Cette étroite collaboration se fait d’égal à égal, notamment parce que Starrag est considéré comme le premier fournisseur mondial de machines dans le domaine de la fabrication de trains d’atterrissage. Aujourd’hui, environ 60 centres d’usinage de Droop+Rein sont utilisés pour cette tâche. Environ une sur sept travaille directement ou indirectement dans le groupement de production de Liebherr-Aerospace. Heiko Quack souligne : « Dans ce segment de marché, nous sommes le fabricant de choix, non seulement du fait de la technique, mais aussi en raison de notre partenariat global fiable et de notre position dans ce segment exigeant ».

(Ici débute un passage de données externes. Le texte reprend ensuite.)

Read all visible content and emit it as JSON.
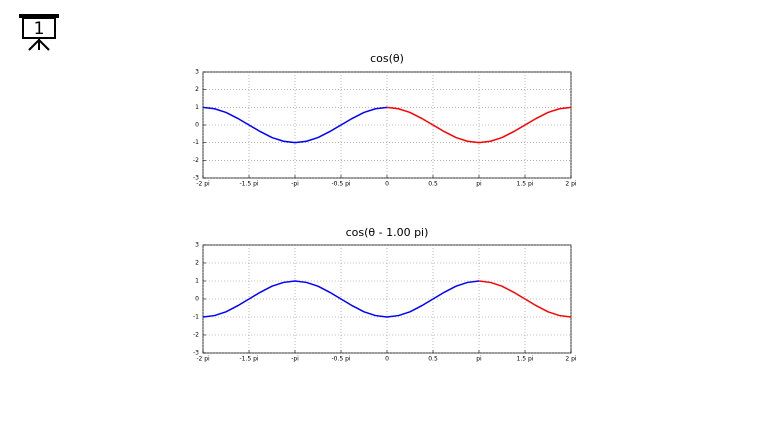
{
  "slide_icon_label": "1",
  "chart_data": [
    {
      "type": "line",
      "title": "cos(θ)",
      "x": [
        -2,
        -1.875,
        -1.75,
        -1.625,
        -1.5,
        -1.375,
        -1.25,
        -1.125,
        -1,
        -0.875,
        -0.75,
        -0.625,
        -0.5,
        -0.375,
        -0.25,
        -0.125,
        0,
        0.125,
        0.25,
        0.375,
        0.5,
        0.625,
        0.75,
        0.875,
        1,
        1.125,
        1.25,
        1.375,
        1.5,
        1.625,
        1.75,
        1.875,
        2
      ],
      "series": [
        {
          "color": "#0000ff",
          "values": [
            1,
            0.92,
            0.71,
            0.38,
            0,
            -0.38,
            -0.71,
            -0.92,
            -1,
            -0.92,
            -0.71,
            -0.38,
            0,
            0.38,
            0.71,
            0.92,
            1,
            null,
            null,
            null,
            null,
            null,
            null,
            null,
            null,
            null,
            null,
            null,
            null,
            null,
            null,
            null,
            null
          ]
        },
        {
          "color": "#ff0000",
          "values": [
            null,
            null,
            null,
            null,
            null,
            null,
            null,
            null,
            null,
            null,
            null,
            null,
            null,
            null,
            null,
            null,
            1,
            0.92,
            0.71,
            0.38,
            0,
            -0.38,
            -0.71,
            -0.92,
            -1,
            -0.92,
            -0.71,
            -0.38,
            0,
            0.38,
            0.71,
            0.92,
            1
          ]
        }
      ],
      "xlim": [
        -2,
        2
      ],
      "xticks": [
        {
          "value": -2,
          "label": "-2 pi"
        },
        {
          "value": -1.5,
          "label": "-1.5 pi"
        },
        {
          "value": -1,
          "label": "-pi"
        },
        {
          "value": -0.5,
          "label": "-0.5 pi"
        },
        0,
        0.5,
        {
          "value": 1,
          "label": "pi"
        },
        {
          "value": 1.5,
          "label": "1.5 pi"
        },
        {
          "value": 2,
          "label": "2 pi"
        }
      ],
      "ylim": [
        -3,
        3
      ],
      "yticks": [
        -3,
        -2,
        -1,
        0,
        1,
        2,
        3
      ],
      "grid": true
    },
    {
      "type": "line",
      "title": "cos(θ - 1.00 pi)",
      "x": [
        -2,
        -1.875,
        -1.75,
        -1.625,
        -1.5,
        -1.375,
        -1.25,
        -1.125,
        -1,
        -0.875,
        -0.75,
        -0.625,
        -0.5,
        -0.375,
        -0.25,
        -0.125,
        0,
        0.125,
        0.25,
        0.375,
        0.5,
        0.625,
        0.75,
        0.875,
        1,
        1.125,
        1.25,
        1.375,
        1.5,
        1.625,
        1.75,
        1.875,
        2
      ],
      "series": [
        {
          "color": "#0000ff",
          "values": [
            -1,
            -0.92,
            -0.71,
            -0.38,
            0,
            0.38,
            0.71,
            0.92,
            1,
            0.92,
            0.71,
            0.38,
            0,
            -0.38,
            -0.71,
            -0.92,
            -1,
            -0.92,
            -0.71,
            -0.38,
            0,
            0.38,
            0.71,
            0.92,
            1,
            null,
            null,
            null,
            null,
            null,
            null,
            null,
            null
          ]
        },
        {
          "color": "#ff0000",
          "values": [
            null,
            null,
            null,
            null,
            null,
            null,
            null,
            null,
            null,
            null,
            null,
            null,
            null,
            null,
            null,
            null,
            null,
            null,
            null,
            null,
            null,
            null,
            null,
            null,
            1,
            0.92,
            0.71,
            0.38,
            0,
            -0.38,
            -0.71,
            -0.92,
            -1
          ]
        }
      ],
      "xlim": [
        -2,
        2
      ],
      "xticks": [
        {
          "value": -2,
          "label": "-2 pi"
        },
        {
          "value": -1.5,
          "label": "-1.5 pi"
        },
        {
          "value": -1,
          "label": "-pi"
        },
        {
          "value": -0.5,
          "label": "-0.5 pi"
        },
        0,
        0.5,
        {
          "value": 1,
          "label": "pi"
        },
        {
          "value": 1.5,
          "label": "1.5 pi"
        },
        {
          "value": 2,
          "label": "2 pi"
        }
      ],
      "ylim": [
        -3,
        3
      ],
      "yticks": [
        -3,
        -2,
        -1,
        0,
        1,
        2,
        3
      ],
      "grid": true
    }
  ]
}
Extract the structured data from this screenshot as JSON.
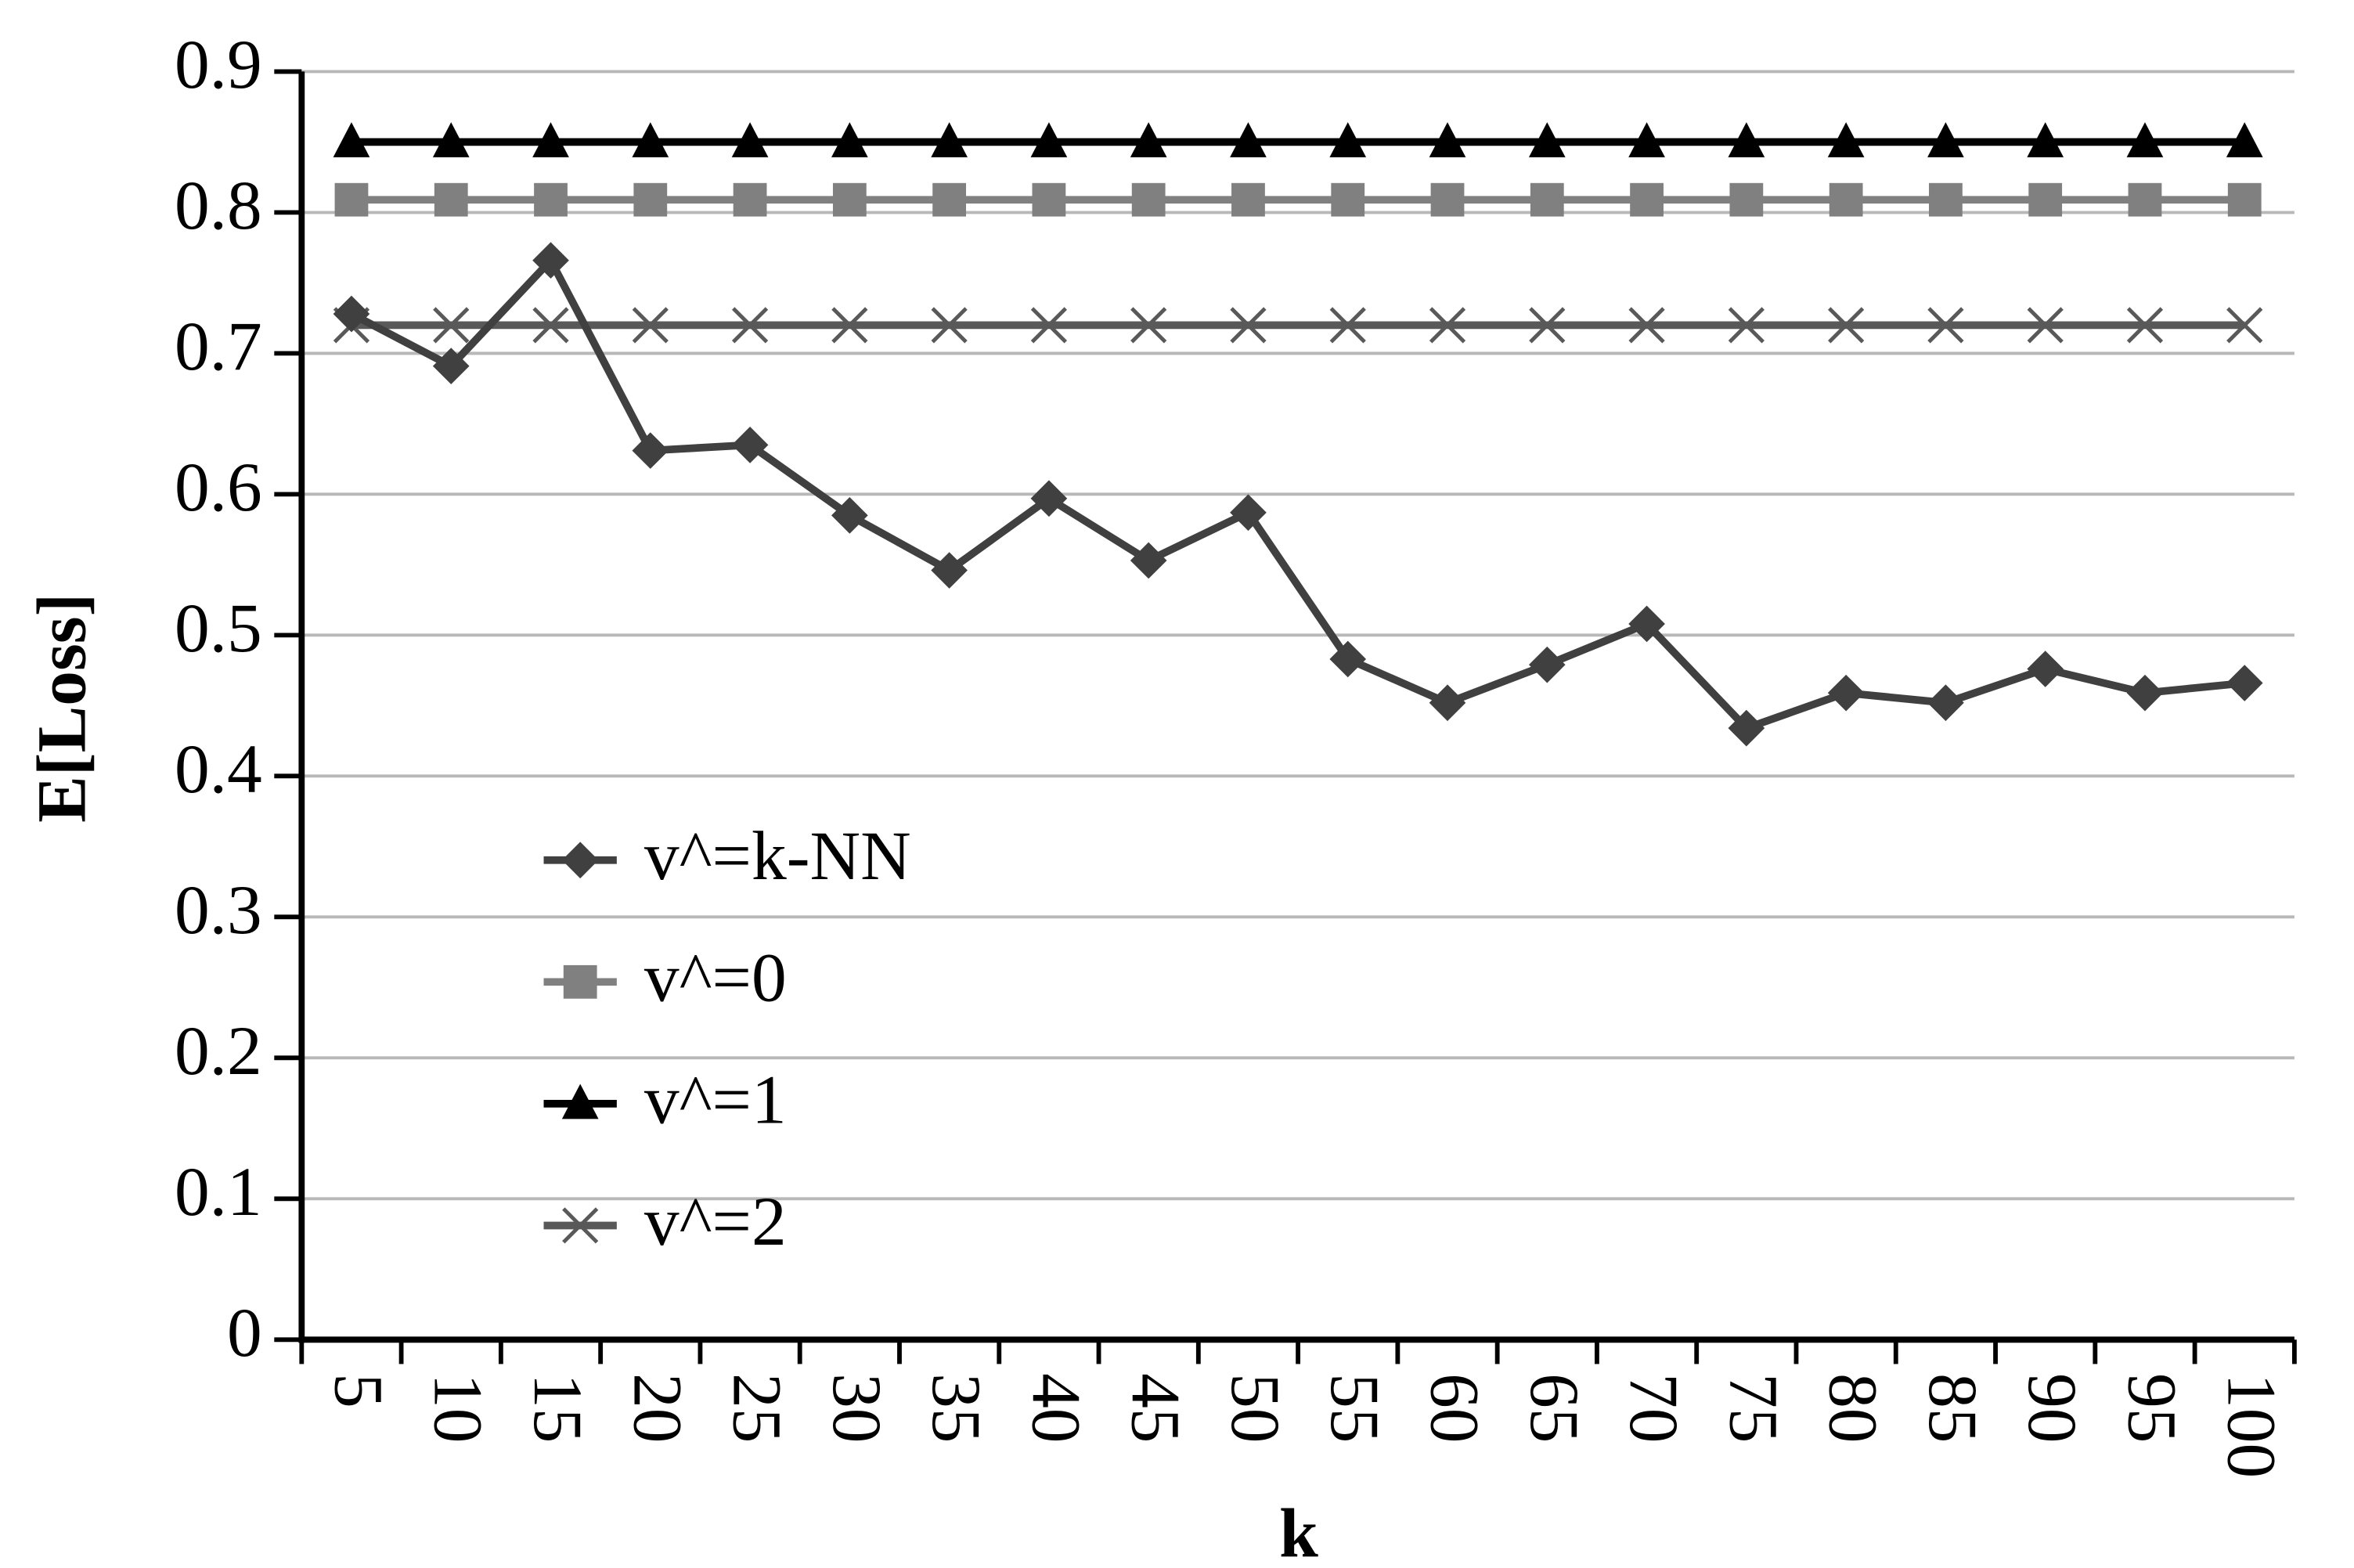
{
  "chart_data": {
    "type": "line",
    "xlabel": "k",
    "ylabel": "E[Loss]",
    "categories": [
      "5",
      "10",
      "15",
      "20",
      "25",
      "30",
      "35",
      "40",
      "45",
      "50",
      "55",
      "60",
      "65",
      "70",
      "75",
      "80",
      "85",
      "90",
      "95",
      "100"
    ],
    "series": [
      {
        "name": "v^=k-NN",
        "color": "#404040",
        "marker": "diamond",
        "values": [
          0.728,
          0.691,
          0.766,
          0.631,
          0.635,
          0.585,
          0.546,
          0.597,
          0.553,
          0.587,
          0.483,
          0.452,
          0.479,
          0.508,
          0.434,
          0.459,
          0.452,
          0.476,
          0.459,
          0.466
        ]
      },
      {
        "name": "v^=0",
        "color": "#808080",
        "marker": "square",
        "values": [
          0.809,
          0.809,
          0.809,
          0.809,
          0.809,
          0.809,
          0.809,
          0.809,
          0.809,
          0.809,
          0.809,
          0.809,
          0.809,
          0.809,
          0.809,
          0.809,
          0.809,
          0.809,
          0.809,
          0.809
        ]
      },
      {
        "name": "v^=1",
        "color": "#000000",
        "marker": "triangle",
        "values": [
          0.85,
          0.85,
          0.85,
          0.85,
          0.85,
          0.85,
          0.85,
          0.85,
          0.85,
          0.85,
          0.85,
          0.85,
          0.85,
          0.85,
          0.85,
          0.85,
          0.85,
          0.85,
          0.85,
          0.85
        ]
      },
      {
        "name": "v^=2",
        "color": "#595959",
        "marker": "x",
        "values": [
          0.72,
          0.72,
          0.72,
          0.72,
          0.72,
          0.72,
          0.72,
          0.72,
          0.72,
          0.72,
          0.72,
          0.72,
          0.72,
          0.72,
          0.72,
          0.72,
          0.72,
          0.72,
          0.72,
          0.72
        ]
      }
    ],
    "ylim": [
      0,
      0.9
    ],
    "yticks": [
      0,
      0.1,
      0.2,
      0.3,
      0.4,
      0.5,
      0.6,
      0.7,
      0.8,
      0.9
    ],
    "grid": true,
    "legend": "left"
  }
}
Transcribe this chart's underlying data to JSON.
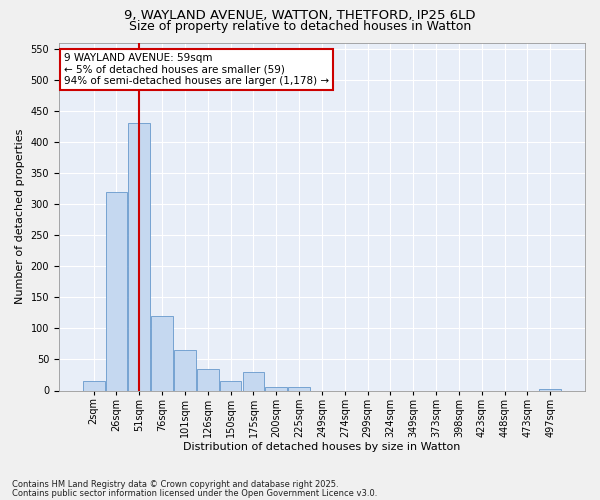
{
  "title_line1": "9, WAYLAND AVENUE, WATTON, THETFORD, IP25 6LD",
  "title_line2": "Size of property relative to detached houses in Watton",
  "xlabel": "Distribution of detached houses by size in Watton",
  "ylabel": "Number of detached properties",
  "categories": [
    "2sqm",
    "26sqm",
    "51sqm",
    "76sqm",
    "101sqm",
    "126sqm",
    "150sqm",
    "175sqm",
    "200sqm",
    "225sqm",
    "249sqm",
    "274sqm",
    "299sqm",
    "324sqm",
    "349sqm",
    "373sqm",
    "398sqm",
    "423sqm",
    "448sqm",
    "473sqm",
    "497sqm"
  ],
  "values": [
    15,
    320,
    430,
    120,
    65,
    35,
    15,
    30,
    5,
    5,
    0,
    0,
    0,
    0,
    0,
    0,
    0,
    0,
    0,
    0,
    2
  ],
  "bar_color": "#c5d8f0",
  "bar_edgecolor": "#6699cc",
  "background_color": "#e8eef8",
  "grid_color": "#ffffff",
  "red_line_x": 2,
  "annotation_text": "9 WAYLAND AVENUE: 59sqm\n← 5% of detached houses are smaller (59)\n94% of semi-detached houses are larger (1,178) →",
  "annotation_box_facecolor": "#ffffff",
  "annotation_box_edgecolor": "#cc0000",
  "ylim": [
    0,
    560
  ],
  "yticks": [
    0,
    50,
    100,
    150,
    200,
    250,
    300,
    350,
    400,
    450,
    500,
    550
  ],
  "footnote1": "Contains HM Land Registry data © Crown copyright and database right 2025.",
  "footnote2": "Contains public sector information licensed under the Open Government Licence v3.0.",
  "fig_facecolor": "#f0f0f0",
  "title1_fontsize": 9.5,
  "title2_fontsize": 9,
  "axis_fontsize": 8,
  "tick_fontsize": 7,
  "annot_fontsize": 7.5
}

Starrag met pour la première fois le résultat à l’honneur à l’EMO 2025 : un train d’atterrissage avant (Nose Landing Gear, NLG) entièrement monté de l’Airbus A350, fabriqué chez Liebherr-Aerospace à Lindenberg. Cet élément n’est pas seulement une vedette technologique, c’est aussi le plus grand train d’atterrissage que Liebherr ait développé jusqu’à présent. Depuis la mise en service de l’Airbus A350-900 en 2016, Liebherr fournit le système pour toutes les variantes de l’A350. Sur l’Airbus A350-1000, qui a effectué son premier vol le 24 novembre 2016, la conception du train d’atterrissage avant a été revue, notamment en raison de la masse maximale au décollage plus élevée de 308 tonnes. Dans ce contexte, Liebherr a pu mettre à profit de manière ciblée son expérience acquise dans le cadre du programme A350-900. Outre le train d’atterrissage avant, Liebherr-Aerospace fournit également d’autres systèmes pour l’Airbus A350 : par exemple des composants pour la commande des becs et des volets d’atterrissage, pour la mesure de la charge et pour l’absorption des chocs. L’assistance couvre l’ensemble du cycle de vie, du développement à la maintenance. Le boîtier du train d’atterrissage exposé est fabriqué sur une machine Droop+Rein FOGS à Lindenberg. Le train d’atterrissage avant, contrairement au train d’atterrissage principal, nettement plus grand, ne représente certes qu’une petite partie du poids de l’avion, mais il est tout de même critique pour la sécurité. Il est fortement sollicité au décollage et à l’atterrissage et doit pouvoir faire face à des forces de poussées extrêmes ainsi qu’à des changements de direction. Un train d’atterrissage fabriqué avec une grande précision, comme celui exposé, assure donc non seulement un fonctionnement sûr, mais réduit également les coûts de maintenance tout au long du cycle de vie. Avec le train d’atterrissage de l’A350 exposé pour la première fois, la boucle est bouclée : ce qui a commencé symboliquement dans le clip YouTube de Liebherr – le vol et l’atterrissage précis d’un aigle -peut être expérimenté sous une forme technique à l’EMO 2025. Car même si la nature construit toujours le meilleur train d’atterrissage, la technique se rapproche étonnamment du modèle.